Nicolas Sarkozy et George W. Bush le 7 novembre 2007 © LCI.frAprès la Slovénie, où il a participé mardi au sommet UE/Etats-Unis, l'Allemagne, l'Italie et le Vatican, George W. Bush poursuit sa tournée d'adieux en Europe par la France - il la terminera au Royaume-Unis. Il arrivera cet après-midi à Paris où il dînera en privé à l'Elysée avec Nicolas Sarkozy -les deux hommes seront accompagnés par leurs épouses.
Les deux hommes se retrouveront une seconde fois demain matin avant de donner une conférence de presse (en direct sur LCI et LCI.fr à 11h45). Le locataire de la Maison-Blanche profitera également de son séjour parisien pour visiter le cimetière américain de Suresnes et le Mont-Valérien, dans la banlieue de la capitale.
"Différences"
George W. Bush débarque en France dans un climat apaisé depuis la visite de Nicolas Sarkozy en novembre à Washington, qui a effacé les années de brouille nées de l'opposition résolue de Jacques Chirac à la guerre en Irak. Dans un entretien diffusé par France 3, George W. Bush a planté le décor de ce qui devrait être son dernier séjour officiel en France : Nicolas Sarkozy est son "ami" et la relation entre leurs deux pays est "excellente", "même si nous avons nos différences".
Comme il l'a fait lors des autres étapes de sa tournée européenne, George W. Bush doit évoquer avec le futur président de l'Union européenne l'ensemble des grandes questions de l'heure, de l'Iran à l'Afghanistan, en passant par le Moyen-Orient et la hausse des prix de l'or noir. Il doit notamment insister pour un renforcement des sanctions financières de l'UE contre Téhéran, soupçonné de vouloir se doter de l'arme nucléaire. Les deux présidents affichent une large identité de vues sur beaucoup de ces dossiers, notamment en Afghanistan, où la France a répondu favorablement à l'appel des Etats-Unis en annonçant le renforcement de son contingent militaire- une convergence dans laquelle l'opposition française dénonce un "alignement" sur Washington.
Sujets de frictions
Même dans ce ciel sans nuage, les deux responsables devraient néanmoins évoquer quelques sujets de frictions, comme la reprise des contacts entre la France et la Syrie, l'entrée de la Turquie dans l'UE, souhaitée à Washington mais refusée par Paris, ou la lutte contre le réchauffement climatique.

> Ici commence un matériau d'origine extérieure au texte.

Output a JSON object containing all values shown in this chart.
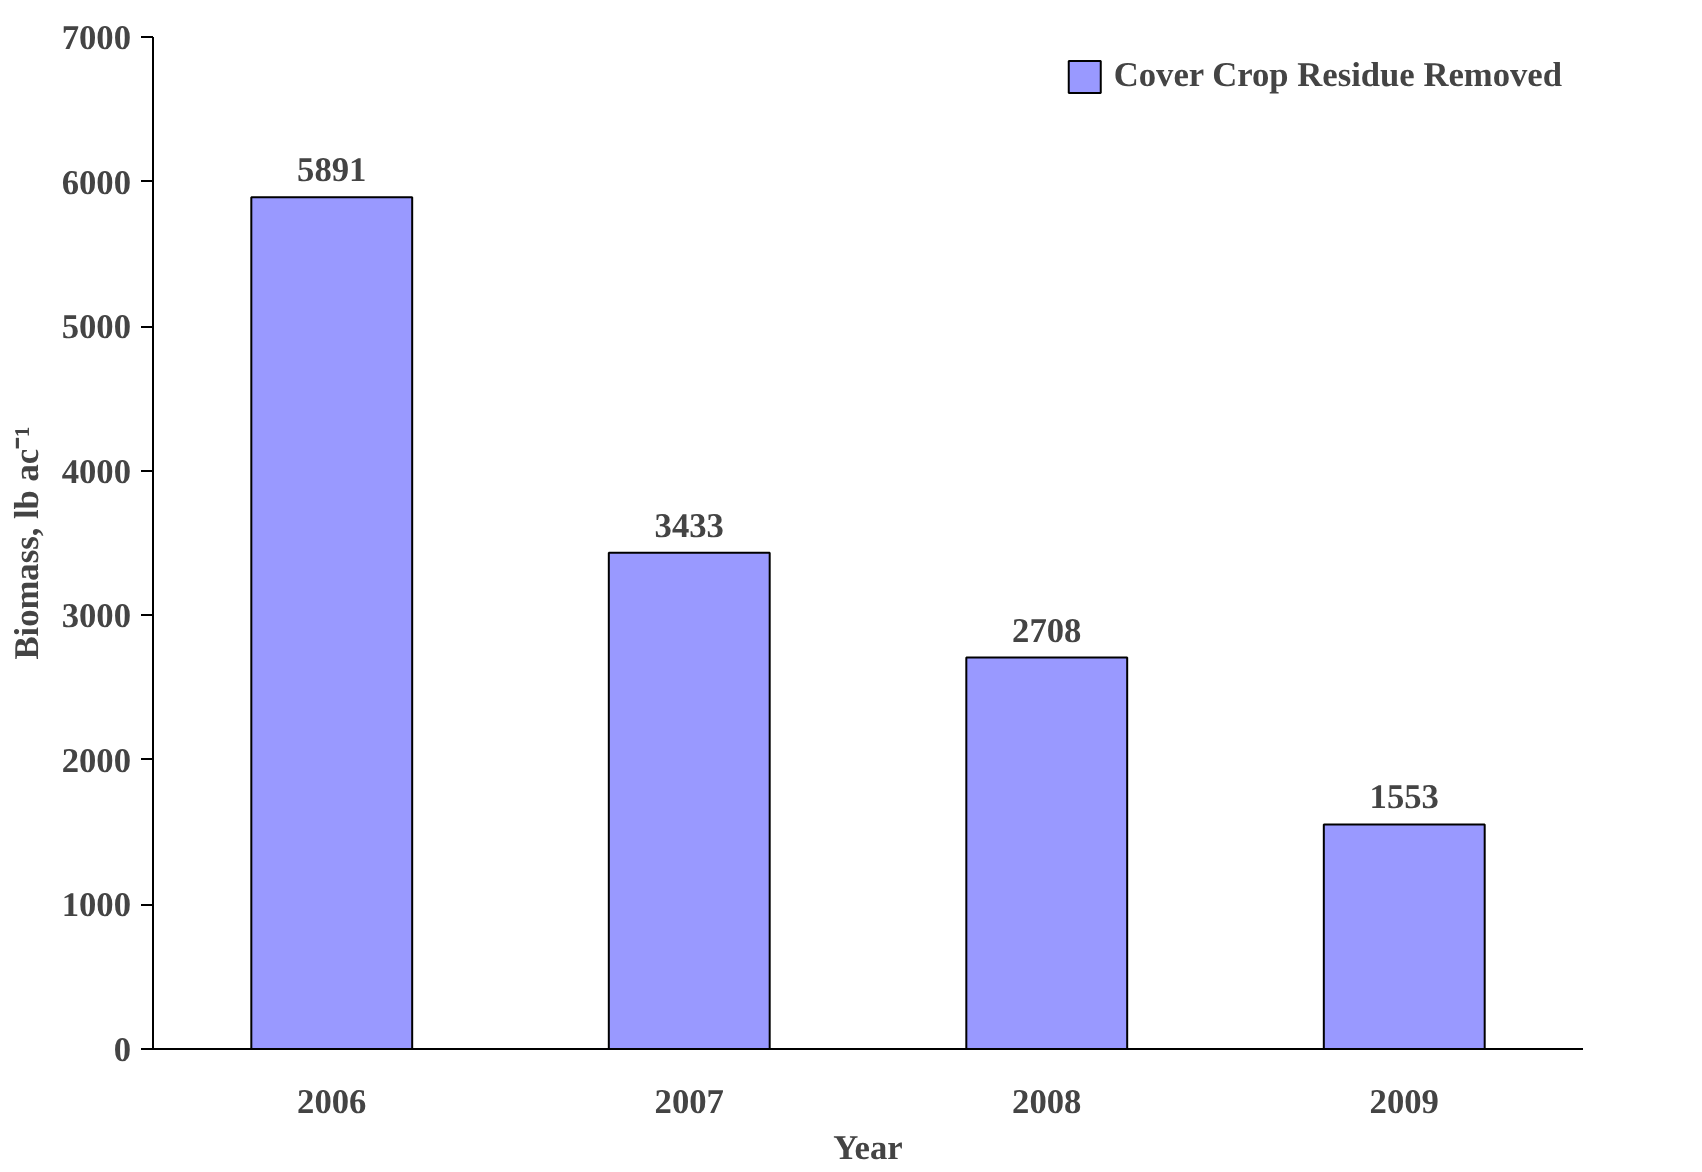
{
  "chart_data": {
    "type": "bar",
    "categories": [
      "2006",
      "2007",
      "2008",
      "2009"
    ],
    "series": [
      {
        "name": "Cover Crop Residue Removed",
        "color": "#9999ff",
        "values": [
          5891,
          3433,
          2708,
          1553
        ]
      }
    ],
    "xlabel": "Year",
    "ylabel": "Biomass, lb ac⁻¹",
    "ylim": [
      0,
      7000
    ],
    "yticks": [
      0,
      1000,
      2000,
      3000,
      4000,
      5000,
      6000,
      7000
    ],
    "data_labels": true,
    "grid": false,
    "legend": "top right"
  }
}
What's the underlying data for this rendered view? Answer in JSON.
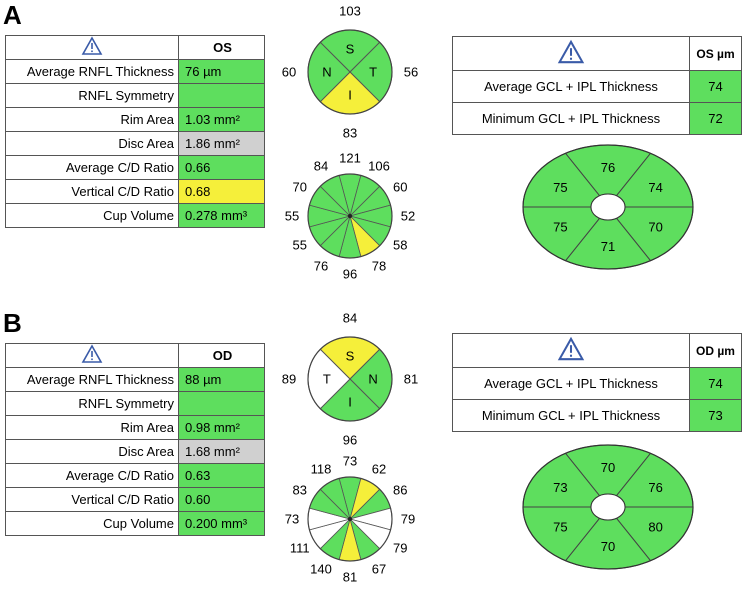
{
  "panels": [
    {
      "letter": "A",
      "table": {
        "eye": "OS",
        "rows": [
          {
            "label": "Average RNFL Thickness",
            "value": "76 µm",
            "color": "green"
          },
          {
            "label": "RNFL Symmetry",
            "value": "",
            "color": "green"
          },
          {
            "label": "Rim Area",
            "value": "1.03 mm²",
            "color": "green"
          },
          {
            "label": "Disc Area",
            "value": "1.86 mm²",
            "color": "gray"
          },
          {
            "label": "Average C/D Ratio",
            "value": "0.66",
            "color": "green"
          },
          {
            "label": "Vertical C/D Ratio",
            "value": "0.68",
            "color": "yellow"
          },
          {
            "label": "Cup Volume",
            "value": "0.278 mm³",
            "color": "green"
          }
        ]
      },
      "quadrant": {
        "sectors": [
          {
            "letter": "S",
            "value": "103",
            "color": "green"
          },
          {
            "letter": "T",
            "value": "56",
            "color": "green"
          },
          {
            "letter": "I",
            "value": "83",
            "color": "yellow"
          },
          {
            "letter": "N",
            "value": "60",
            "color": "green"
          }
        ]
      },
      "clock": {
        "hours": [
          {
            "value": "121",
            "color": "green"
          },
          {
            "value": "106",
            "color": "green"
          },
          {
            "value": "60",
            "color": "green"
          },
          {
            "value": "52",
            "color": "green"
          },
          {
            "value": "58",
            "color": "green"
          },
          {
            "value": "78",
            "color": "yellow"
          },
          {
            "value": "96",
            "color": "green"
          },
          {
            "value": "76",
            "color": "green"
          },
          {
            "value": "55",
            "color": "green"
          },
          {
            "value": "55",
            "color": "green"
          },
          {
            "value": "70",
            "color": "green"
          },
          {
            "value": "84",
            "color": "green"
          }
        ]
      },
      "gcl": {
        "header": "OS µm",
        "rows": [
          {
            "label": "Average GCL + IPL Thickness",
            "value": "74",
            "color": "green"
          },
          {
            "label": "Minimum GCL + IPL Thickness",
            "value": "72",
            "color": "green"
          }
        ]
      },
      "ellipse": {
        "sectors": [
          {
            "value": "76",
            "color": "green"
          },
          {
            "value": "74",
            "color": "green"
          },
          {
            "value": "70",
            "color": "green"
          },
          {
            "value": "71",
            "color": "green"
          },
          {
            "value": "75",
            "color": "green"
          },
          {
            "value": "75",
            "color": "green"
          }
        ]
      }
    },
    {
      "letter": "B",
      "table": {
        "eye": "OD",
        "rows": [
          {
            "label": "Average RNFL Thickness",
            "value": "88 µm",
            "color": "green"
          },
          {
            "label": "RNFL Symmetry",
            "value": "",
            "color": "green"
          },
          {
            "label": "Rim Area",
            "value": "0.98 mm²",
            "color": "green"
          },
          {
            "label": "Disc Area",
            "value": "1.68 mm²",
            "color": "gray"
          },
          {
            "label": "Average C/D Ratio",
            "value": "0.63",
            "color": "green"
          },
          {
            "label": "Vertical C/D Ratio",
            "value": "0.60",
            "color": "green"
          },
          {
            "label": "Cup Volume",
            "value": "0.200 mm³",
            "color": "green"
          }
        ]
      },
      "quadrant": {
        "sectors": [
          {
            "letter": "S",
            "value": "84",
            "color": "yellow"
          },
          {
            "letter": "N",
            "value": "81",
            "color": "green"
          },
          {
            "letter": "I",
            "value": "96",
            "color": "green"
          },
          {
            "letter": "T",
            "value": "89",
            "color": "white"
          }
        ]
      },
      "clock": {
        "hours": [
          {
            "value": "73",
            "color": "green"
          },
          {
            "value": "62",
            "color": "yellow"
          },
          {
            "value": "86",
            "color": "green"
          },
          {
            "value": "79",
            "color": "white"
          },
          {
            "value": "79",
            "color": "white"
          },
          {
            "value": "67",
            "color": "green"
          },
          {
            "value": "81",
            "color": "yellow"
          },
          {
            "value": "140",
            "color": "green"
          },
          {
            "value": "111",
            "color": "white"
          },
          {
            "value": "73",
            "color": "white"
          },
          {
            "value": "83",
            "color": "green"
          },
          {
            "value": "118",
            "color": "green"
          }
        ]
      },
      "gcl": {
        "header": "OD µm",
        "rows": [
          {
            "label": "Average GCL + IPL Thickness",
            "value": "74",
            "color": "green"
          },
          {
            "label": "Minimum GCL + IPL Thickness",
            "value": "73",
            "color": "green"
          }
        ]
      },
      "ellipse": {
        "sectors": [
          {
            "value": "70",
            "color": "green"
          },
          {
            "value": "76",
            "color": "green"
          },
          {
            "value": "80",
            "color": "green"
          },
          {
            "value": "70",
            "color": "green"
          },
          {
            "value": "75",
            "color": "green"
          },
          {
            "value": "73",
            "color": "green"
          }
        ]
      }
    }
  ],
  "icons": {
    "warning": "warning-triangle-icon"
  },
  "colors": {
    "green": "#5ede5e",
    "yellow": "#f5ef3a",
    "gray": "#d0d0d0",
    "white": "#ffffff"
  }
}
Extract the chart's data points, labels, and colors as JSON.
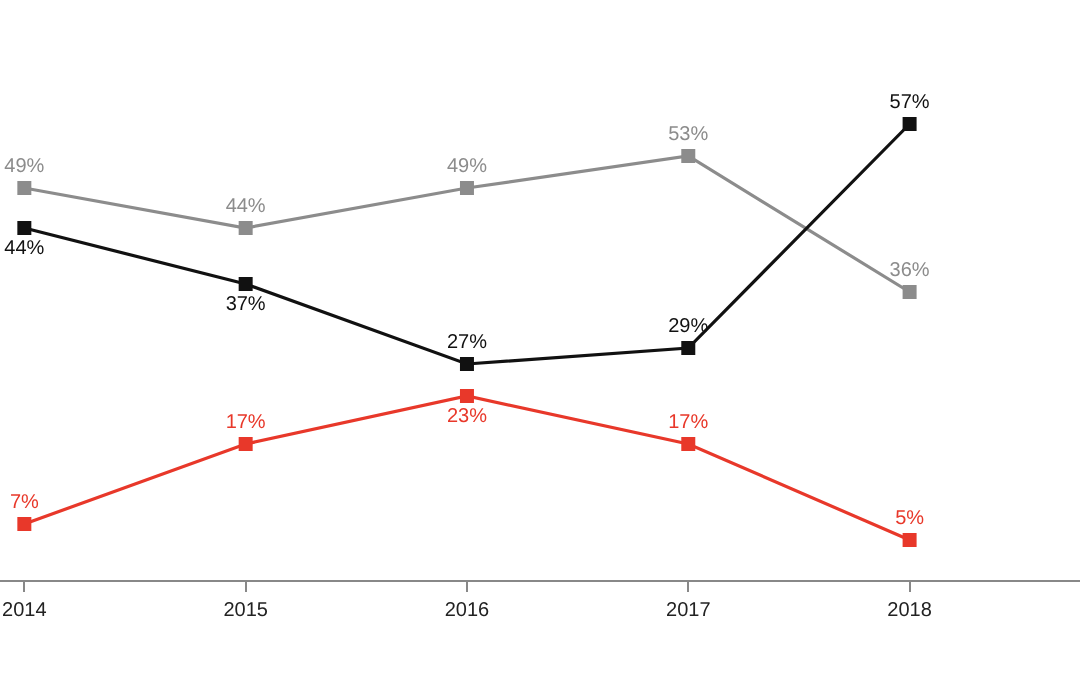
{
  "chart_data": {
    "type": "line",
    "x": [
      2014,
      2015,
      2016,
      2017,
      2018
    ],
    "xlim": [
      2013.89,
      2018.77
    ],
    "xticks": [
      2014,
      2015,
      2016,
      2017,
      2018
    ],
    "ylim": [
      0,
      72.5
    ],
    "tick_labels": "x",
    "grid": false,
    "marker": "square",
    "line_style": "solid",
    "series": [
      {
        "color": "#8c8c8c",
        "values": [
          49,
          44,
          49,
          53,
          36
        ],
        "value_labels": [
          "49%",
          "44%",
          "49%",
          "53%",
          "36%"
        ]
      },
      {
        "color": "#111111",
        "values": [
          44,
          37,
          27,
          29,
          57
        ],
        "value_labels": [
          "44%",
          "37%",
          "27%",
          "29%",
          "57%"
        ]
      },
      {
        "color": "#e8382a",
        "values": [
          7,
          17,
          23,
          17,
          5
        ],
        "value_labels": [
          "7%",
          "17%",
          "23%",
          "17%",
          "5%"
        ]
      }
    ]
  }
}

Dans un discours aux accents de testament diplomatique qu'il doit prononcer cet après-midi au siège parisien de l'Organisation pour la coopération et le développement économiques (OCDE), George W. Bush doit plus globalement insister sur la bonne santé retrouvée des relations euro-américaines. "Lorsque le temps sera venu d'accueillir un nouveau président américain en janvier prochain, je serai ravi de lui montrer que les relations entre les Etats-Unis et l'Europe n'ont jamais été aussi larges et dynamiques", écrit-il dans cette intervention déjà donnée à la presse par la Maison Blanche.